Comprehensive characterization of the competitive endogenous RNA network revealing its immune-related functions in hepatic ischemia-reperfusion injury

Abstract

Hepatic ischemia-reperfusion injury (HIRI) is a common complication in liver surgery and transplantation. Recent studies have revealed the significant role of the competing endogenous RNA (ceRNA) network in HIRI. Herein, we comprehensively analyzed the HIRI-related ceRNA network and its correlation with immune-related pathways and immune cells in HIRI patients. We identified 449 lncRNAs, 26 miRNAs, and 548 mRNAs differentially expressed in HIRI patients. We constructed a HIRI-related ceRNA network in liver transplant patients consisting of 3 lncRNAs, 3 miRNAs, and 29 mRNAs. Biological function analysis showed that the HIRI-related ceRNA network contributes to HIRI progression by regulating calcium ion-related regulatory pathways and processes. An immune-related ceRNA subnetwork, which consists of 1 lncRNA (PARD6G-AS1), 1 miRNA (hsa-miRNA-125b-5p), and 4 mRNAs (PLAU, CCR5, FGF5 and IL24) was obtained. The immune-related ceRNA subnetwork was significantly related to the immune-related pathways and immune cell infiltration. The PARD6G-AS1/miR-125b-5p/IL24 axis was identified as a potential ceRNA sponge that may influence NK cell activity in HIRI. Our results underlined that the lncRNA-miRNA-mRNA ceRNA network can positively or negatively regulate immune-related functions and infiltrating immune cells mediated HIRI, which could provide further insight into novel molecular therapeutic targets.

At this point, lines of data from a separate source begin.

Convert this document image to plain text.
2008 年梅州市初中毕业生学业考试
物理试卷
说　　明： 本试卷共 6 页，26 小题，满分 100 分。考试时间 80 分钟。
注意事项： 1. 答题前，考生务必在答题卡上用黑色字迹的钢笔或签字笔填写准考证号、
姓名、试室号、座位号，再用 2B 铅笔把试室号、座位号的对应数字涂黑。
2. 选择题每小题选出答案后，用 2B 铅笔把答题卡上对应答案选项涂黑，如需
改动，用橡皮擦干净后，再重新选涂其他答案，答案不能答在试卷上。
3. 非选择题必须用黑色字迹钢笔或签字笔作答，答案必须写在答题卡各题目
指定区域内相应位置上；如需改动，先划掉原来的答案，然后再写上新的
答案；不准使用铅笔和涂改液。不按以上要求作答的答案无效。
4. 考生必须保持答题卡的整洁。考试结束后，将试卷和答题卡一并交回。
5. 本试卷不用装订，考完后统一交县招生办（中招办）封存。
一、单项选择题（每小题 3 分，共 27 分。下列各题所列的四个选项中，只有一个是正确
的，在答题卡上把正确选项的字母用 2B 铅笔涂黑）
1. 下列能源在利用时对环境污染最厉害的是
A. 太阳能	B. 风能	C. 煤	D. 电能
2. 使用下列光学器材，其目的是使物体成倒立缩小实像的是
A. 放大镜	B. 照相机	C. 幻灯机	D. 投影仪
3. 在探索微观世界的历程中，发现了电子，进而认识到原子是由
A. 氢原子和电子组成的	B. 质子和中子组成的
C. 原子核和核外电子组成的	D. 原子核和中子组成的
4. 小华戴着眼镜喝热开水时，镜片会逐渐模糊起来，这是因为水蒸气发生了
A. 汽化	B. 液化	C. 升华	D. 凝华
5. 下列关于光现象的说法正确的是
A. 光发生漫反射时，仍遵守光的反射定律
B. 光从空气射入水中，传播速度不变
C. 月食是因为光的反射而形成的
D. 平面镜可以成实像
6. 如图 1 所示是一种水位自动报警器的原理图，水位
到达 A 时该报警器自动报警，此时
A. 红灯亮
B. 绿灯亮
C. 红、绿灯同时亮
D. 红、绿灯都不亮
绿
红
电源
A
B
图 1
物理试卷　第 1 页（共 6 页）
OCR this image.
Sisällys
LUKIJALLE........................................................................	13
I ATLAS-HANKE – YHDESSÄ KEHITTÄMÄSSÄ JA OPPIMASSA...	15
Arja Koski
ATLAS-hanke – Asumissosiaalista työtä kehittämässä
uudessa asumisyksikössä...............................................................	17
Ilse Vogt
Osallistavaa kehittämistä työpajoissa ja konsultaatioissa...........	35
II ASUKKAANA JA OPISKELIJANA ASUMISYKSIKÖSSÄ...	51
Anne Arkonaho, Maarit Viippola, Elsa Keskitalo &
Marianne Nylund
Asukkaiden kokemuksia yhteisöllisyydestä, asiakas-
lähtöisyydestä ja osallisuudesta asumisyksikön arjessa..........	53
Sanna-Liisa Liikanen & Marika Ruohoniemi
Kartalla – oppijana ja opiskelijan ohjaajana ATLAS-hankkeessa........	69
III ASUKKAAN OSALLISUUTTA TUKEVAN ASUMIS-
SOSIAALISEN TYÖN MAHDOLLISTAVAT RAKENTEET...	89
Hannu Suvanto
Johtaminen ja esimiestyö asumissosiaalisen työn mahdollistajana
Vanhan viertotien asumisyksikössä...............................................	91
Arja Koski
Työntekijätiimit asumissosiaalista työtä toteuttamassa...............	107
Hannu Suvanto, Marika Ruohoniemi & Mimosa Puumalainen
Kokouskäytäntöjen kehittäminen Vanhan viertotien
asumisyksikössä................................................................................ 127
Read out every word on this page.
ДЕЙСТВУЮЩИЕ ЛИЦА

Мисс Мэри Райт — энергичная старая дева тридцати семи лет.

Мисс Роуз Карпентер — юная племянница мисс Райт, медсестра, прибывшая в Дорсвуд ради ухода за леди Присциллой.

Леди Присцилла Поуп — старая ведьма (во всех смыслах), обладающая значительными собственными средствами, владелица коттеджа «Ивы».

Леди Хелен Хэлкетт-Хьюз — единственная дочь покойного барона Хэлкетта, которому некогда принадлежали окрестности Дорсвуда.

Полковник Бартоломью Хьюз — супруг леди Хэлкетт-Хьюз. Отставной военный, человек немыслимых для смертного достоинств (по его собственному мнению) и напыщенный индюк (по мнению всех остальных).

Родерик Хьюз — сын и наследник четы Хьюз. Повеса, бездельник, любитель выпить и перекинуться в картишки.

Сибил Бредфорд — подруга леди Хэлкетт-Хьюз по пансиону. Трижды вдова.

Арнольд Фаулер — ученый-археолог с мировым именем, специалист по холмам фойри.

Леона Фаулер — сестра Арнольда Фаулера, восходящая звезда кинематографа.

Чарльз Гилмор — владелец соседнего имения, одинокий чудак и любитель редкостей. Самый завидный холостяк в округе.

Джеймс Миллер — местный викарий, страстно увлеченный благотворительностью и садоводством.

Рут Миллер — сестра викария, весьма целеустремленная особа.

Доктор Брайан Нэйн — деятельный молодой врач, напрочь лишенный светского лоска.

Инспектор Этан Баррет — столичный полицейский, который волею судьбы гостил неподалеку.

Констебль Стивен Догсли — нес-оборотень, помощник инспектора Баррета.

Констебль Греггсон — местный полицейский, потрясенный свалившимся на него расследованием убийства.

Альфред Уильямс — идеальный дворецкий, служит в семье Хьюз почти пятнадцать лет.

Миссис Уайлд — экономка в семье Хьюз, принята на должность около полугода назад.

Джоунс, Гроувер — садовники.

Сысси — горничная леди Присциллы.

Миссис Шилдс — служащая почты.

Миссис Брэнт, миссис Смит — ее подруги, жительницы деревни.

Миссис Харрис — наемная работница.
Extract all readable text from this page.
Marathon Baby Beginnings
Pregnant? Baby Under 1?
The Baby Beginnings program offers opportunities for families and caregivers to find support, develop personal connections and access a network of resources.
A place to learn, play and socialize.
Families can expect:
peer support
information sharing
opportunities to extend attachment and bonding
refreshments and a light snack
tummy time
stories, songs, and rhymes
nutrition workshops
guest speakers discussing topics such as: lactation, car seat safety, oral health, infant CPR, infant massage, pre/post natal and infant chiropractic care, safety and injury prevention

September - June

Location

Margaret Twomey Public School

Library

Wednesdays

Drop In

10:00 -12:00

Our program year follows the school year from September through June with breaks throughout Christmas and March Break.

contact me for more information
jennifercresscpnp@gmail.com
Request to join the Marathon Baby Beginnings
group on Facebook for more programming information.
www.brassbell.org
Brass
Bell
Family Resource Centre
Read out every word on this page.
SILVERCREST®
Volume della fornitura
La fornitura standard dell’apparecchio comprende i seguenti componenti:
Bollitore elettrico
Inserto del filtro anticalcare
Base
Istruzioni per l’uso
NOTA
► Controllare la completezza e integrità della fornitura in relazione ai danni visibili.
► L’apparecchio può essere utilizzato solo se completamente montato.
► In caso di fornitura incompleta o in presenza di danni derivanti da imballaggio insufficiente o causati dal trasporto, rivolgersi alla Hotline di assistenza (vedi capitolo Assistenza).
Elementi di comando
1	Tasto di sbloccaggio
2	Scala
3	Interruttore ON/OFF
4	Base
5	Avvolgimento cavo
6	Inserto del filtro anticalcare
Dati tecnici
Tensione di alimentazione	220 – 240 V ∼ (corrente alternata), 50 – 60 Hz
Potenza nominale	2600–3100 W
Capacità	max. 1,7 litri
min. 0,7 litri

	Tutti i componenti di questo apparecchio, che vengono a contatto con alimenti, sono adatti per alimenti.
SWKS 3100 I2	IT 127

Fig 1. Flowchart of this study.

Fig 2. Identification of significant expression changes in RNAs after liver transplant.

A-C. Volcano plot for the DElncRNAs, DEmiRNAs and DEmRNAs in GSE151648. The black dots and green represent genes that are not significantly differentially expressed between IRI+ samples and IRI- samples, and the red dots on the left represent the downregulated genes and on the right represent upregulated genes in IRI+ samples. D-F. Heatmap of the DElncRNAs, DEmiRNAs and DEmRNAs in GSE151648. Genes expressed at high levels are shown in red, and genes expressed at low levels are shown in green.

Fig 3. Functional enrichment analysis of 548 mRNAs.

A. Bar graph of enriched terms across input gene lists colored by P values. B. Network of enriched terms colored by cluster ID, where nodes that share the same cluster ID are typically close to each other C. Network of enriched terms colored by P value, where terms containing more genes tend to have a more significant P value.

Fig 4. The functional annotation and protein-protein interaction (PPI) analysis of upmRNAs in the ceRNA network.

A. ceRNA network constructed by upmRNAs, downmiRNAs, and uplncRNAs. B. The top 10 significantly enriched BP biological process and relevant genes. C. The significantly enriched MF biological process and relevant genes. D. PPI network of upmRNAs in the ceRNA network. E. Cluster analyzed by the MCODE in the whole PPI network.

Fig 5. Correlation Analysis of RNA in ceRNA with immune pathways and immune cells, as well as the construction of ceRNA subnetwork.

A-C. Lollipop chart showing the relationship between miRNAs in ceRNA and immune pathways. D-F. Bar Chart showing the relationship between lncRNAs in ceRNA and immune pathways. G. The relationship between lncRNAs in ceRNA and immune cells(P < 0.05). H. Venn diagram showing the Intersecting genes between mRNAs in ceRNA and known immune genes. I. ceRNA subnetwork constructed based on immune-related RNAs in ceRNA, the yellow node represents lncRNA, the pink node represents miRNA and the blue nodes represent mRNA, and the edges among mRNA are their PPI interactions.

Fig 6. Validation of members of ceRNA subnetwork and immune relevance.

A. Spearman analysis of different infiltrating cells and B. the relationships between different tumor-infiltrating cells and members of the ceRNA subnetwork in liver biopsies. C. Showing the relationship between infiltrating immune cells and IL24, D. PLAU, and E. CCR5. F. Further illustrates the exact relationship between FGF5 and CD8 T cells, G. lncRNA PARD6G-AS1 and Monocytes, and F. miRNA has-miR-125b-5p and activated NK cells.